Barnes-Jewish Hospital shooting sparks debate on armed hospital officers: 5 takeaways

After security guards at St. Louis-based Barnes-Jewish Hospital shot and killed a patient who refused to drop two knives after pushing his way out of a treatment room Jan. 11, hospital executives are debating whether armed security guards make hospitals safer, according to a St. Louis Post-Dispatch report.

Approximately half of U.S. hospitals employ security guards armed with handguns, according to a national survey. U.S. hospital grounds see an average of 14 shootings annually.
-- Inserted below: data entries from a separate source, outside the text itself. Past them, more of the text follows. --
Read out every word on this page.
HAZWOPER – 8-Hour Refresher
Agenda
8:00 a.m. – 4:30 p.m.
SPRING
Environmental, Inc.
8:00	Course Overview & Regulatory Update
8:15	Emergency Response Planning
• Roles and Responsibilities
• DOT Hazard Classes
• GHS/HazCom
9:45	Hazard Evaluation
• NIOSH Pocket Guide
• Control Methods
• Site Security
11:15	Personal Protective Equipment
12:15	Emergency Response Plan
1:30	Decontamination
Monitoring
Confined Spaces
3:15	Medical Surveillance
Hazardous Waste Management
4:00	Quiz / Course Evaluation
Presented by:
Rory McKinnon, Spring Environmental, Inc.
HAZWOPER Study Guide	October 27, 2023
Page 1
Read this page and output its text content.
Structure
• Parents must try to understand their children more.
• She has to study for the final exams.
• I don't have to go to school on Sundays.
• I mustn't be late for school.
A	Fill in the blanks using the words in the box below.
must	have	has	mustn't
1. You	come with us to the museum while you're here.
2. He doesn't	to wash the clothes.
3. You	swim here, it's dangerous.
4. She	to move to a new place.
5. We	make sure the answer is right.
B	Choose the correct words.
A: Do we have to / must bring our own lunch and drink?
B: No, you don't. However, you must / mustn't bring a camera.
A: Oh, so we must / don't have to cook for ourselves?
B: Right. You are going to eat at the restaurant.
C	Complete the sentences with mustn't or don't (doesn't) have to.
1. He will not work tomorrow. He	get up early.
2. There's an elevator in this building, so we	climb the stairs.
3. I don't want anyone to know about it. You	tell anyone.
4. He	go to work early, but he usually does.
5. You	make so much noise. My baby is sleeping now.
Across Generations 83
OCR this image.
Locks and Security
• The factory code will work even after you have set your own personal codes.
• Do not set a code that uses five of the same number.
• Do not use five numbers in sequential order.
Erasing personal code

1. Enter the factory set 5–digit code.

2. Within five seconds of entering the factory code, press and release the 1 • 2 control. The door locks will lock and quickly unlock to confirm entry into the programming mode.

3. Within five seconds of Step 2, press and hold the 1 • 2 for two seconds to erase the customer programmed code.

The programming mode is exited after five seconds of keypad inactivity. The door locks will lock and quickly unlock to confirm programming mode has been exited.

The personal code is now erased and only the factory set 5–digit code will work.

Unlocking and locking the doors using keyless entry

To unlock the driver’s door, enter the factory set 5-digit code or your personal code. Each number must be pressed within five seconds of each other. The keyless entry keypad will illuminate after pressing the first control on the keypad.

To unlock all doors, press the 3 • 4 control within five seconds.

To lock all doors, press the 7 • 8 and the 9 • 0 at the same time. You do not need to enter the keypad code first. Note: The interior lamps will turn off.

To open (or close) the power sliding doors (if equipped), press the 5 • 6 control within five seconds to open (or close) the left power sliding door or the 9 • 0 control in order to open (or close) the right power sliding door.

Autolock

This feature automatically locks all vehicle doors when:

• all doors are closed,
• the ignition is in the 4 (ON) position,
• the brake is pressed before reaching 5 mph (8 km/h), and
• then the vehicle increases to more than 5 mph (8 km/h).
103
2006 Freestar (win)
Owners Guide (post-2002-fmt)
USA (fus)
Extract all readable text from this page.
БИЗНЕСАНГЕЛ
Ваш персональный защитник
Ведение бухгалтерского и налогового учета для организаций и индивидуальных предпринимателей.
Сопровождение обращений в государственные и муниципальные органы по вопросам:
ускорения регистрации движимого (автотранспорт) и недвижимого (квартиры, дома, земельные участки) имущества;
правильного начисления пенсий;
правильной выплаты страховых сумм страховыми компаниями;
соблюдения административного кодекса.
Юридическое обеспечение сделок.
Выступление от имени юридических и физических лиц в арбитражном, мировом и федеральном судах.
Emergency rooms are the most common site for shootings, followed by parking lots and patient rooms, according to a study by researchers at Baltimore-based Johns Hopkins University.

Here are five takeaways from the report.

1. A number of hospital executives think having armed guards sends a conflicting message and adds danger to the already tense and emotional setting of a hospital, according to the report.

2. Other hospital executives argue armed hospital security guards act as a deterrent to the threat of workplace violence.

3. Healthcare workers account for approximately 75 percent of the victims of workplace violence, with more than 11,000 reported assaults a year, according to the U.S. Department of Labor. Although the labor department provides guidelines for preventing workplace violence in healthcare settings, it does not take a stance on armed guards.

4. Twenty-three percent of ER shootings involve someone taking a security guard's gun, which further complicates whether having weapons in these high-pressure settings is safer for the hospital's patients and staff, according to the Johns Hopkins study.

5. Although the Missouri Hospital Association provides training for active shooter situations, the organization has shifted focus to holding violence de-escalation seminars for healthcare workers. "No one wants to get punched at work, and that certainly happens a lot more than the patient or the visitor being harmed," Dave Dillon, vice president of public and media relations for the Missouri Hospital Association, told the St. Louis Post-Dispatch.